Nel modello economico di Ferrara l’umanità è condizionata dal problema della sussistenza. Il dolore dell’uomo è il principio fondamentale su cui s’innalza l’economia, perché è il motore di tutte le azioni umane. Il principio malthusiano di popolazione ne assicura il permanere. La scarsità ha reso la proprietà privata un bisogno, a sua volta la proprietà ha determinato le disuguaglianze: e queste sono le due fonti del progresso. La libertà è la condizione dell’incivilimento e l’economia politica ha la missione storica di convincere razionalmente della necessità della libertà. Coerentemente a tale visione Ferrara auspicava un’assoluta libertà commerciale e la completa astensione del governo da interventi in campo economico. Nella storia operano tre soggetti: gli economisti, i politici e le masse. Ai primi spetta convincere i secondi che a loro volta guideranno le masse. Ma la legislazione positiva deve solo adeguarsi a quella naturale. Ferrara portò agli estremi l’approccio ideologico all’economia politica diffuso in tutta Europa quale reazione alla supposta disponibilità del ricardismo all’agitazione socialista. Egli contestò le utopie sociali dell’Italia di allora - dal socialismo alla filosofia romagnosiana - perché originano dalla folle credenza in uno stato di perfezione raggiungibile. Le sue lezioni, frequentate dall’intellettualità sabauda, inizialmente affascinarono Cavour, che lo chiamò a scrivere sul «Risorgimento». Ma ben presto i loro rapporti si guastarono. In nome di una libertà assoluta, Ferrara condusse nei confronti del governo fiere battaglie giornalistiche, prima sulla «Croce di Savoia» e poi sull’«Economista».

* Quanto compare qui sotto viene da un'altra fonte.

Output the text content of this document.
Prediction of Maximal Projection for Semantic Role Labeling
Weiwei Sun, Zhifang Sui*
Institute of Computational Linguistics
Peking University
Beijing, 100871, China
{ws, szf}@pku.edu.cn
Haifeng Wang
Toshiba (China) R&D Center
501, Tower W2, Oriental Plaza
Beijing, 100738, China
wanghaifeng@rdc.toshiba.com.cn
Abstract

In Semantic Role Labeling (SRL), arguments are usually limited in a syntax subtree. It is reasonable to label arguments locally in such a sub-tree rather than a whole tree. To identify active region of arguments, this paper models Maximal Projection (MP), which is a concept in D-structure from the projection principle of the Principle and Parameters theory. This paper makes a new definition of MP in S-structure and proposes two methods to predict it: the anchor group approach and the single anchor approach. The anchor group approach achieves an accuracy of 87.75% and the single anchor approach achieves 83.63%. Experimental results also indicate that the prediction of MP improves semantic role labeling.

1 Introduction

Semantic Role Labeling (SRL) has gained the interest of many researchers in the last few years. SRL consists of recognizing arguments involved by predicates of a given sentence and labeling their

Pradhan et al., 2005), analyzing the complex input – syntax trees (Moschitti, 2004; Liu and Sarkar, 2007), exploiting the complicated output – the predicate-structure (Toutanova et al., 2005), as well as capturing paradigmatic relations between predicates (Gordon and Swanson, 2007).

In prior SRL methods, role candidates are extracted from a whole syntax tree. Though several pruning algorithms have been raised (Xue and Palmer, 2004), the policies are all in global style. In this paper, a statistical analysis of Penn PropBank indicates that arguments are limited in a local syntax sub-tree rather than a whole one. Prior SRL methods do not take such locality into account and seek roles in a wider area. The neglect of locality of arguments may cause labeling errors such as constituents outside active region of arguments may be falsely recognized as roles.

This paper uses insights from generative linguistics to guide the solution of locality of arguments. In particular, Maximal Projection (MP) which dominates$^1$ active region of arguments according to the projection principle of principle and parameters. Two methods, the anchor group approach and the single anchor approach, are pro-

Sono questi gli anni in cui avviene la modernizzazione del sistema bancario del Regno sabaudo. Prima con la costituzione della Banca Nazionale come banca unica di emissione nel 1850 poi, nel 1853, con la creazione della Cassa di commercio e della Cassa di sconto al fine di finanziare l’industria e le grandi opere infrastrutturali. Viene introdotta la nuova tariffa doganale in senso liberista sul modello inglese: aboliti i dazi all’importazione e all’esportazione di seta greggia e cereali, rafforzata l’unificazione doganale interna. Questi interventi furono accompagnati da una serie di trattati commerciali con vari paesi europei. Dalla Cassa si sconto nasce nel 1856, con la partecipazione della casa Rothschild, la nuova Cassa del commercio – Credito mobiliare.

La modernizzazione delle strutture del credito e la riforma doganale, insieme alla promozione della rete ferroviaria, erano finalizzate nel disegno cavouriano all’integrazione internazionale del regno sabaudo. Ferrara plaude agli interventi in senso liberista ma li critica quando vi scorge la difesa di gruppi e posizioni dominanti che minacciano la libertà. Così critica l’idea di unione doganale e sostiene la vantaggiosità del libero scambio, anche se unilaterale, per chi lo adotta. Attacca il privilegio assegnato alla Banca nazionale di emettere carta moneta avente corso legale per tutte le transazioni fra stato e privati, rileva con dolore che le leggi vincolatici dell’iniziativa individuale rimangono più numerose delle vere riforme emancipatrici. Ferrara denuncia nei suoi articoli incoerenza, ma la sua critica sembra eccessiva. Giuseppe Prato ha notato come le discussioni della Camera dei deputati attestavano il consenso di massima circa l’opportunità di distruggere i residui del monopolio corporativo, mentre le opinioni si dividevano sul modo. Nei dibattiti emergeva un alto e diffuso livello della cultura scientifica. Controversie simili a quelle che la camera e il senato subalpini condussero su tariffe doganali, convenzioni bancarie, regime dell’interesse, lavoro, scuola, commenta Prato, «non s’udrebbero certo oggi, nonché in un parlamento, neppure nelle aule delle più illustri accademie e dei più rinomati istituti scientifici». In questo quadro la critica ferrariana indicava l’inconciliabile antitesi tra l’intransigenza professata dal teorico ultraliberista e la politica graduale e realistica di approssimazioni seguita dal governo piemontese nel decennio 1850.